The majority of the tasks involved content available freely on the web. The next most common piece of information needed to complete the tasks was the user’s current location; other types of personal information (contacts, calendar) were also important. About 31% of the tasks required no information at all. Only 1% of the tasks involved more sophisticated types of knowledge such as the user’s prior interactions with the system (e.g., retrieving a parking location, ordering the usual laundry detergent, or changing an Amazon order).
The usability challenges of intelligent assistants are real and pervasive. Users are not unaffected by them — they simply avoid usability agony by limiting their use to a subset of simple features which are least impacted by poor language comprehension, lack of access to complex personalized information, or lack of true intelligence.
This is in close analogy to the state of the early web: In 2000, the success rate when using a new website was 61%, whereas in 2010 it was 78%. This was a rapid rate of improvement, compared to other areas of human endeavor. Still, in 2000, people would fail 39% of the time when trying something new on the web. As a result, users spent most of their time on familiar sites with above-average design, where they would enjoy a much higher chance of success than if they ventured out on the open web. The web as a whole was pretty bad in 2000, but the web user experience, as actually experienced by each individual user, was much better, because the percentage of any given user’s tasks that was attempted on a new site was very low. Low usability caused people to stay on known turf and rarely stray.
Right now, the benefit of being able to use a device ‘hands-free’ outweighs the annoyance of poor usability. Even a barely usable voice-based assistant may still be faster than pulling over while driving, or washing food off your hands in order to use a touchscreen. But, as these agents evolve, usability will increasingly become a competitive advantage — especially if the assistants become device-agnostic (you can already use Google Assistant on an iPhone).
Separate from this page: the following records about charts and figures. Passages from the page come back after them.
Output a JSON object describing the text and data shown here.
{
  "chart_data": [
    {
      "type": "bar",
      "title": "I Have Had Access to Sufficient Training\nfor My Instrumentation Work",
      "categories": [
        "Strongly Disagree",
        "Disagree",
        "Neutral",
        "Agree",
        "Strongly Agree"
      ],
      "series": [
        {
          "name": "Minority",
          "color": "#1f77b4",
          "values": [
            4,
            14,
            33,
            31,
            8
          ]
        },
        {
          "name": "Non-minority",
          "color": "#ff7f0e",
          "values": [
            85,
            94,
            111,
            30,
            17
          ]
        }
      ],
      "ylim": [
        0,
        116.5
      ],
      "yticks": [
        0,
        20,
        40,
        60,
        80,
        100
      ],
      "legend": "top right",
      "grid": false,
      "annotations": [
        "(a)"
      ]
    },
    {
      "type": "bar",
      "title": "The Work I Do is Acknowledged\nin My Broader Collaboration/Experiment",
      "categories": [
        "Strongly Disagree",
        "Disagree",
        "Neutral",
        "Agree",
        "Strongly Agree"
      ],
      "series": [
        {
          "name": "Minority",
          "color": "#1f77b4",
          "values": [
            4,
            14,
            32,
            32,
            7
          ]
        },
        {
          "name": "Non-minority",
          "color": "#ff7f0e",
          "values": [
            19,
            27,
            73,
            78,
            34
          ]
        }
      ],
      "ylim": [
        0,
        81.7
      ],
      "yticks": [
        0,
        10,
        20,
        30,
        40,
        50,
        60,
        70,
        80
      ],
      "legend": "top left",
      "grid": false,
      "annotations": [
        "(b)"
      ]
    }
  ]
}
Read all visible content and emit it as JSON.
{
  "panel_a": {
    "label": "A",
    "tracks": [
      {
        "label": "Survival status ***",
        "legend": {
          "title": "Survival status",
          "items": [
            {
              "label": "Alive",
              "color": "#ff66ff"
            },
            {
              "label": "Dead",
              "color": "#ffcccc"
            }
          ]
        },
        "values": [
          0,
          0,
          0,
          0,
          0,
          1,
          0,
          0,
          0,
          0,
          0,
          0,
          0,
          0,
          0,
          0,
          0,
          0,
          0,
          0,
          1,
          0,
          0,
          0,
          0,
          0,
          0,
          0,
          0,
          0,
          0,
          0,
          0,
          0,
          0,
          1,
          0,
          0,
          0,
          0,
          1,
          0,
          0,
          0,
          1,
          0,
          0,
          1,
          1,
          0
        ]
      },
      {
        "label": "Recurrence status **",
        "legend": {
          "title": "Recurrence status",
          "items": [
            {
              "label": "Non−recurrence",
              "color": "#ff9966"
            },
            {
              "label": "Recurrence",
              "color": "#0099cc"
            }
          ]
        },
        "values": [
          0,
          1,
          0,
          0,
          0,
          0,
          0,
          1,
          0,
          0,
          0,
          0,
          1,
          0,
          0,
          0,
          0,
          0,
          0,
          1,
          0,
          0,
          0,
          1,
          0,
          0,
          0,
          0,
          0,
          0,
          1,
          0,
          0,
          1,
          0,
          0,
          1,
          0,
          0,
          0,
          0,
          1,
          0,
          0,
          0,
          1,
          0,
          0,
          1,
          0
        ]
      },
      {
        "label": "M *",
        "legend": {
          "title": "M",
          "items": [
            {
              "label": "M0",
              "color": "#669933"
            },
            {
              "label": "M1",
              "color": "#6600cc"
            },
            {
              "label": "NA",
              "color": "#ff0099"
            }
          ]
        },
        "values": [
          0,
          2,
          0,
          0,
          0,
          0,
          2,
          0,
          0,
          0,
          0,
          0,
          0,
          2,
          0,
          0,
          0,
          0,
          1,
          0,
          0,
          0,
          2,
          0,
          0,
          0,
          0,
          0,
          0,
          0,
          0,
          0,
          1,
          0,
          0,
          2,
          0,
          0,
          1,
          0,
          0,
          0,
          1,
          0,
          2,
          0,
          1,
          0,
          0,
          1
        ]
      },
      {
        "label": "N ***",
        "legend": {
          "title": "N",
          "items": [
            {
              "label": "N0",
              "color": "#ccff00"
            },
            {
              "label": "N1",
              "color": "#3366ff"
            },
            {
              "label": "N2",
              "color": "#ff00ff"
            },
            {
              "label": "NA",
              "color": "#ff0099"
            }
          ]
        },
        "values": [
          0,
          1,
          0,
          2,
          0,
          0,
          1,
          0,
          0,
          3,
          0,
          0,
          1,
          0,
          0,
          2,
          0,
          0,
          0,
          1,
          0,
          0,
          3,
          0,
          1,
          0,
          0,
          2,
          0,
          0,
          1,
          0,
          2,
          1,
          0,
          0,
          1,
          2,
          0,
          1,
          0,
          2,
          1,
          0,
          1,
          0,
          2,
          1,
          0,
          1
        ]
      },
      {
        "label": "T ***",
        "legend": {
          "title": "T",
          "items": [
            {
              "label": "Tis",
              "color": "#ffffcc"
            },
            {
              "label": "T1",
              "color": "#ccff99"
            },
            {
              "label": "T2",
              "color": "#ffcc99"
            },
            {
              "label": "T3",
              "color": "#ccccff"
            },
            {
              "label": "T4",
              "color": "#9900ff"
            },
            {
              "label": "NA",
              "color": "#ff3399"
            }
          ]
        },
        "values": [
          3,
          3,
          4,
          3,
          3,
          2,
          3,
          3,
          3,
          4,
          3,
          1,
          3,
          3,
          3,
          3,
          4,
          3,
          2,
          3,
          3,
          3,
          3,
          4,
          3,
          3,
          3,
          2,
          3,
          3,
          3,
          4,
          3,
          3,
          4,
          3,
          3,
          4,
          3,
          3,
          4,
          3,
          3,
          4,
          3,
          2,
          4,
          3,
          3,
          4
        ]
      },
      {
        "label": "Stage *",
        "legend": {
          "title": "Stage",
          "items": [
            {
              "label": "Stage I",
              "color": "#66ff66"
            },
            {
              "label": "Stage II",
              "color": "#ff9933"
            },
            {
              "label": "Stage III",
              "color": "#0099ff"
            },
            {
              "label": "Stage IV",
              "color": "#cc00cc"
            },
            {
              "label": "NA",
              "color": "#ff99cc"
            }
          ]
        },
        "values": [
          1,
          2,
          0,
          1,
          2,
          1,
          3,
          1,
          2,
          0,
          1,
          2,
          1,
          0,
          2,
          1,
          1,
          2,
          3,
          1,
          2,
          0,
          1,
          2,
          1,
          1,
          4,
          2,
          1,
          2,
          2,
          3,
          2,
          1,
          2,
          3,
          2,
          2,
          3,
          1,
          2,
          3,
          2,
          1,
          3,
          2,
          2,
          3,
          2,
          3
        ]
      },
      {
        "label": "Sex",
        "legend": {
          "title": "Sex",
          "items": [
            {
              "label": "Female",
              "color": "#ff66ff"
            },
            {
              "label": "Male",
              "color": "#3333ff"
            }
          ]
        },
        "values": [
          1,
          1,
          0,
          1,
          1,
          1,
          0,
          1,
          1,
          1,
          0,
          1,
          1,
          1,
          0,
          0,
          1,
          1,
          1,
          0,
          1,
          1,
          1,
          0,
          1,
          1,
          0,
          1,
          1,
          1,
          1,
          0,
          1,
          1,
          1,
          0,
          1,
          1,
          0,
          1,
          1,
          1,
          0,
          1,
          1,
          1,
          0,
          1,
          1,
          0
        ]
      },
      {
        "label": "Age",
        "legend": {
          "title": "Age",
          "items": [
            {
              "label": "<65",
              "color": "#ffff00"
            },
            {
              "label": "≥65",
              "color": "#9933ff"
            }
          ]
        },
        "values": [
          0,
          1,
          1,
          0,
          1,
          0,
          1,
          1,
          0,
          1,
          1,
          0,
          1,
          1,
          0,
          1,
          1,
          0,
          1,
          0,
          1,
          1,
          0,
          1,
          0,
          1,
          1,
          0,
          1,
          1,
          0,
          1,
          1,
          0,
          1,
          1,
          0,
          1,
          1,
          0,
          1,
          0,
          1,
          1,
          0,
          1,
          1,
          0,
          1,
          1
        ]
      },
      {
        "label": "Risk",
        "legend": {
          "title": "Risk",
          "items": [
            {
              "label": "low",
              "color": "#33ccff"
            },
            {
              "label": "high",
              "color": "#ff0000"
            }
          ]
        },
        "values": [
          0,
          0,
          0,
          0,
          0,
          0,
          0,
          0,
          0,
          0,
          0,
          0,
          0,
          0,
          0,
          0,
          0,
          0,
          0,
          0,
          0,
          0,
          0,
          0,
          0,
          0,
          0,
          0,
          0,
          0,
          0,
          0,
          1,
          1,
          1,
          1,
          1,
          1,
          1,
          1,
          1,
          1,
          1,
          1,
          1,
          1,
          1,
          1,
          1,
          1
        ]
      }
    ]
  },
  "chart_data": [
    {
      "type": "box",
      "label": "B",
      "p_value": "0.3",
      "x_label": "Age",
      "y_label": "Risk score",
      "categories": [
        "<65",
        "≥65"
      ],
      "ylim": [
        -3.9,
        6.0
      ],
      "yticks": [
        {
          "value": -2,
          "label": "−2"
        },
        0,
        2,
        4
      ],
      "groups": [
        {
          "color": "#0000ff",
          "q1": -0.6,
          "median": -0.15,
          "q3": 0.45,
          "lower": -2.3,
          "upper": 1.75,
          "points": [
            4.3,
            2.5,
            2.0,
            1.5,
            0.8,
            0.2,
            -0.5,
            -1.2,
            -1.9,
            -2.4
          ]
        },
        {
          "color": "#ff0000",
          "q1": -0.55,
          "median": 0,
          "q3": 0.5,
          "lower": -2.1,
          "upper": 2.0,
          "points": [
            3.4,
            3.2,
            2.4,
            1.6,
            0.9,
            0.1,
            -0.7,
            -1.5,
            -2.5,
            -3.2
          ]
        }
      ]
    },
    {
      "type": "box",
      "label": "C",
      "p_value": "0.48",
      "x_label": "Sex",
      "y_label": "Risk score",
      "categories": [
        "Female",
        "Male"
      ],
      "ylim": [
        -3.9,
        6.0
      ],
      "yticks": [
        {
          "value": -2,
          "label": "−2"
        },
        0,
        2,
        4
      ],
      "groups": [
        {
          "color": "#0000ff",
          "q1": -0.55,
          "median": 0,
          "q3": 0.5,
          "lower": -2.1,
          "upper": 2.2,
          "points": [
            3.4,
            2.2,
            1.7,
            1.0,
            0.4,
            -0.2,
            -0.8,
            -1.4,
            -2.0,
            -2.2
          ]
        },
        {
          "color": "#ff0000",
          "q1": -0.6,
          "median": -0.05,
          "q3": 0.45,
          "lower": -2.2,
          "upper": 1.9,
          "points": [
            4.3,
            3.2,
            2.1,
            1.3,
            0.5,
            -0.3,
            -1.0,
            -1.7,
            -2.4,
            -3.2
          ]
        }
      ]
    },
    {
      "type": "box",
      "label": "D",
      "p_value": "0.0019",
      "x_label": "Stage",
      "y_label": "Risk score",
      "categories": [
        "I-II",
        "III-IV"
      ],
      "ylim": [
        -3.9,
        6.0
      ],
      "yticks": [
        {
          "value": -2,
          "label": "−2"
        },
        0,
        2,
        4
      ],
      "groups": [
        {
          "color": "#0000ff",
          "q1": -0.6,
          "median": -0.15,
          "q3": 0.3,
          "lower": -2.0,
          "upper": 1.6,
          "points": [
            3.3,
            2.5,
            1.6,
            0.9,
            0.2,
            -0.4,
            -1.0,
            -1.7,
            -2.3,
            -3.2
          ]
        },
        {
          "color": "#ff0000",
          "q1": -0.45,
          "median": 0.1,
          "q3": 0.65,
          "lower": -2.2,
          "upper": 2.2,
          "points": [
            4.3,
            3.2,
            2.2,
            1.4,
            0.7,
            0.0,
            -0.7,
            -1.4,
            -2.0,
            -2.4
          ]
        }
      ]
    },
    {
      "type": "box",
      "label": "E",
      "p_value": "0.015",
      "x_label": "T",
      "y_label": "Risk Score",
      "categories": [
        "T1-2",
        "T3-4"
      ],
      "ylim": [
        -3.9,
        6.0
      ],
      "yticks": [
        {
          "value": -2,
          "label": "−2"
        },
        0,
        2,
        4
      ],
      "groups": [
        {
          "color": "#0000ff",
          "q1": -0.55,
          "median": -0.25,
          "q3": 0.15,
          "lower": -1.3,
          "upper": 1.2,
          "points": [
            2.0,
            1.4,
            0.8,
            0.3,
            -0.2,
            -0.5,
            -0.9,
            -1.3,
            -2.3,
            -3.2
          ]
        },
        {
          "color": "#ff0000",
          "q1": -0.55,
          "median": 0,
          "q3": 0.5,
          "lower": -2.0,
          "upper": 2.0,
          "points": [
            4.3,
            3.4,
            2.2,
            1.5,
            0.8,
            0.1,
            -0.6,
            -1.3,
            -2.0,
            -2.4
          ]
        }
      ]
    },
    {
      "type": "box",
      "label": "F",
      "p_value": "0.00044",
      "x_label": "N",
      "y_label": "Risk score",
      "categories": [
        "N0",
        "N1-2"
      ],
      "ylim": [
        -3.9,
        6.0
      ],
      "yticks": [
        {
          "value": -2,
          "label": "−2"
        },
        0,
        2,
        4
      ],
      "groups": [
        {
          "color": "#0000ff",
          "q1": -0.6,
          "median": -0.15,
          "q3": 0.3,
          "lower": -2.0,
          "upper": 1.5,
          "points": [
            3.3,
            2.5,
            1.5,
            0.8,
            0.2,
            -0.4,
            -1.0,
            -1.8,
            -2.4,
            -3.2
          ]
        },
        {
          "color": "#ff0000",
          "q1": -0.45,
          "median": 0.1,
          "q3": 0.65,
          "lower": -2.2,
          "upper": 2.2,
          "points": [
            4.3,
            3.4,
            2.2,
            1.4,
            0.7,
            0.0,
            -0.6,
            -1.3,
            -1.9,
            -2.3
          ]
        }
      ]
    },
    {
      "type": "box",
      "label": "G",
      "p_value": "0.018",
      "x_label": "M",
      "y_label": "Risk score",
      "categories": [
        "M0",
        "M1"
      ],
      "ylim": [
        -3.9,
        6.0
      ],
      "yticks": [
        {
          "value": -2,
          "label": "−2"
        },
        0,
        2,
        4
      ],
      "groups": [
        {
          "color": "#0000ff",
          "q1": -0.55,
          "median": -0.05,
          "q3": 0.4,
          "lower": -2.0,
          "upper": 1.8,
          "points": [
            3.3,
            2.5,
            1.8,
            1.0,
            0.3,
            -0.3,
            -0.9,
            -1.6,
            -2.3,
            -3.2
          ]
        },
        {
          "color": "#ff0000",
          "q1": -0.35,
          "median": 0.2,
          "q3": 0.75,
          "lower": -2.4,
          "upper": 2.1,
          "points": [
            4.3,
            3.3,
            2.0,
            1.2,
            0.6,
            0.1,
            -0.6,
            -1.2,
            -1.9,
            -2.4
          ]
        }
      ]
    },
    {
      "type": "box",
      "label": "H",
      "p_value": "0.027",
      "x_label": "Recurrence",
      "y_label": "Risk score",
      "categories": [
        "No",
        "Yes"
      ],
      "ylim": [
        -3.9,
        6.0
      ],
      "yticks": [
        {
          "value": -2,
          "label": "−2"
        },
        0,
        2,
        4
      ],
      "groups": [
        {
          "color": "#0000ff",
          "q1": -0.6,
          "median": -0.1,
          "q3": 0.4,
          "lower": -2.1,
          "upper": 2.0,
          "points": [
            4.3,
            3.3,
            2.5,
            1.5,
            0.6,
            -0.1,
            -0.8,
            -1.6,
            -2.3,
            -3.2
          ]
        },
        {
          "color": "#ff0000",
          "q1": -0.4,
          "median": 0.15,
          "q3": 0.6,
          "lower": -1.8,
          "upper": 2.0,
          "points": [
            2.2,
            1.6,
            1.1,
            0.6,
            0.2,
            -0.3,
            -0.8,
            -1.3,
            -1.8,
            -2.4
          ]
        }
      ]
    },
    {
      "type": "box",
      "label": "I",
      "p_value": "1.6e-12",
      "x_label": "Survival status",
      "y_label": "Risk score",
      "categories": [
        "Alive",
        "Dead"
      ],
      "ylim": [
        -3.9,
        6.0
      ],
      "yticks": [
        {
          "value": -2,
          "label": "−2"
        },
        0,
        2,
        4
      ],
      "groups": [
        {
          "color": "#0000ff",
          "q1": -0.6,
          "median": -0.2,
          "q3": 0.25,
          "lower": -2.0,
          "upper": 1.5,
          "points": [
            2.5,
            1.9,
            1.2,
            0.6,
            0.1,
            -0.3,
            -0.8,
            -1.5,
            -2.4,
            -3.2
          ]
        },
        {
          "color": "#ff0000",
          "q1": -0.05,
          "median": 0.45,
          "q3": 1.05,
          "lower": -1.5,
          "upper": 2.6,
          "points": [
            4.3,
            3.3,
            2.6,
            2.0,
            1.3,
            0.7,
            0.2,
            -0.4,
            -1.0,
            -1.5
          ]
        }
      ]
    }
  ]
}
As was seen with the iPhone when it was introduced back in 2007, when given a choice, people will flock to the system that solves usability problems.
One big risk of mediocre yet popular assistants is that they shape people’s mental models and expectations. Right now, people are learning that ‘intelligent’ assistants are actually not that smart, and they will likely base their future expectations and usage on these formative experiences. If assistants do get smarter and more capable, these previous user experiences are likely to discourage people from even trying to use advanced functions.